Intervistata qualche giorno fa da Bruno Vespa, la Presidente Meloni ha dichiarato che è sì importante implementare il Codice Rosso, ma che l’azione più utile per prevenire questi atti di violenza particolarmente odiosi che spezzano così tante vite di donne è, senza dubbio, quella educativa.
“Il 25 novembre, in occasione della Giornata Internazionale contro la violenza sulle donne” – ha detto testualmente la premier – “a me piacerebbe portare nelle scuole le vittime, quelle rimaste in vita ovviamente, o i parenti di quelle che non ci sono più, a raccontare le loro vicende”.
Una cosa è citare numeri e percentuali, ha continuato Meloni, ma niente è più educativo che trovarsi di fronte una persona in carne e ossa che racconta la sua storia drammatica guardandoti negli occhi.
L’idea della nostra Presidente del Consiglio è certamente condivisibile ed encomiabile, se non fosse che le scuole – da tempo – operano già in tal senso e non solo il 25 novembre. Non si contano gli Istituti, da Nord a Sud, che non prevedano azioni educative, progetti, incontri e testimonianze sul tema della violenza contro le donne. Lo ricorda anche IlSole24Ore quando cita Lucia Annibali, che 10 anni fa venne sfregiata con l’acido da due uomini mandati dal suo ex fidanzato.

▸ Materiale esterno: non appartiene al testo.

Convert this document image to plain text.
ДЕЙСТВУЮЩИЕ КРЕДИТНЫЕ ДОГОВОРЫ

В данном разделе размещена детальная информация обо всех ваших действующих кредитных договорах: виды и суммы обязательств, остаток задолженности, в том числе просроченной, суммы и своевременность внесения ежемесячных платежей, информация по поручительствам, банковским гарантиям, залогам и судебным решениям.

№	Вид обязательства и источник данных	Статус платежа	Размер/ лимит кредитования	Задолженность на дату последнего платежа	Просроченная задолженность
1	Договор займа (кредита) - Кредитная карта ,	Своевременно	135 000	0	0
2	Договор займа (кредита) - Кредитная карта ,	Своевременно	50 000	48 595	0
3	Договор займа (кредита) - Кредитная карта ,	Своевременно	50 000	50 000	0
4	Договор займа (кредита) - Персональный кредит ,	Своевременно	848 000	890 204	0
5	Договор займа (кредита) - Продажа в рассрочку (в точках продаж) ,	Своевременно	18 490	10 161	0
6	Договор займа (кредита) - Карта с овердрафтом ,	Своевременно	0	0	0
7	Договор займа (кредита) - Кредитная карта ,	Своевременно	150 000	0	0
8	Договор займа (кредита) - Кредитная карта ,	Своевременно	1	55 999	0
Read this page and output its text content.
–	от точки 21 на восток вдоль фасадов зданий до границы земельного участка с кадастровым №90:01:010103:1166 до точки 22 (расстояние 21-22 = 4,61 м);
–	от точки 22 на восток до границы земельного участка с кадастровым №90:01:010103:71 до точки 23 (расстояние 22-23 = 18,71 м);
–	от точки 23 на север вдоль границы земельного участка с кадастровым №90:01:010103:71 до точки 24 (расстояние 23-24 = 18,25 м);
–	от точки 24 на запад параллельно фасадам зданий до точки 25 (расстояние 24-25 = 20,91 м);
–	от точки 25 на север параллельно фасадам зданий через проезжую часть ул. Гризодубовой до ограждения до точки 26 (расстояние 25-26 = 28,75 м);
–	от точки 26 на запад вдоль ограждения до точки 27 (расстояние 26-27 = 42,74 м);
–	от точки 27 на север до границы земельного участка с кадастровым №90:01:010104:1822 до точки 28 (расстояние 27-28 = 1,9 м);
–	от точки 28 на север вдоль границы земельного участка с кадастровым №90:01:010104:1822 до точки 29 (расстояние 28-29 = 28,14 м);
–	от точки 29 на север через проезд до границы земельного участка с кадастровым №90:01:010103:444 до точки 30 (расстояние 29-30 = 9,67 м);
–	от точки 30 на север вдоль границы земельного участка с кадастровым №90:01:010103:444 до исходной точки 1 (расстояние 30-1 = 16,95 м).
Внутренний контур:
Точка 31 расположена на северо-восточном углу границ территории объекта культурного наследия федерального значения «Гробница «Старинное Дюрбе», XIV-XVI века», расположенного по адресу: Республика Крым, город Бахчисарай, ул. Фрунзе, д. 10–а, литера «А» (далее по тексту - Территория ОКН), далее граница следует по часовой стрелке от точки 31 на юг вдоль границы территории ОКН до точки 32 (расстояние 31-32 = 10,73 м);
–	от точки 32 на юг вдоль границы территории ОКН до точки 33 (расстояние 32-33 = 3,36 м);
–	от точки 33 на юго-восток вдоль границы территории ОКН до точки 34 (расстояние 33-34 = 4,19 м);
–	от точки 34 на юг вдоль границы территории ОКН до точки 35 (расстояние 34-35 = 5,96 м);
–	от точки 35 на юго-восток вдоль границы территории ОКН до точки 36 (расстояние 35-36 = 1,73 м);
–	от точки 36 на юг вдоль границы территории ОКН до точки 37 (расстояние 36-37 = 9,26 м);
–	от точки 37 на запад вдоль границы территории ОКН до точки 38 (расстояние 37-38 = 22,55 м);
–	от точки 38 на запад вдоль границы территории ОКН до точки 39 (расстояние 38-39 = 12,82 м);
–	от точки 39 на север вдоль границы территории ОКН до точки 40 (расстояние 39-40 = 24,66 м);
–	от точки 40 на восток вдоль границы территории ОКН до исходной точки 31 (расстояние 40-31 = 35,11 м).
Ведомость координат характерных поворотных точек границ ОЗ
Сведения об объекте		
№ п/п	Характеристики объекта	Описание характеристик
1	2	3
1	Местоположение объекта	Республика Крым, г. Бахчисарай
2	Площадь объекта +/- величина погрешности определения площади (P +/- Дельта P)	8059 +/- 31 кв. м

Da allora l’avvocatessa di Urbino si confronta con gli studenti in un’ottica di prevenzione, per trasmettere un messaggio chiaro e forte: la violenza non è poi così lontana da loro, a volte si nasconde dietro l’angolo. Dietro un atteggiamento scomposto, uno scherzo sopra le righe, un insulto, uno schiaffetto dato così, “per scherzo”. Alle ragazze il compito di rilevare, identificare e smascherare il gesto che contiene una violenza potenziale che, prima o poi, esploderà. Per i ragazzi, un lento percorso di educazione sentimentale che vada a scardinare tutta una serie di idee, modelli e atteggiamenti ereditati e respirati fin dall’infanzia.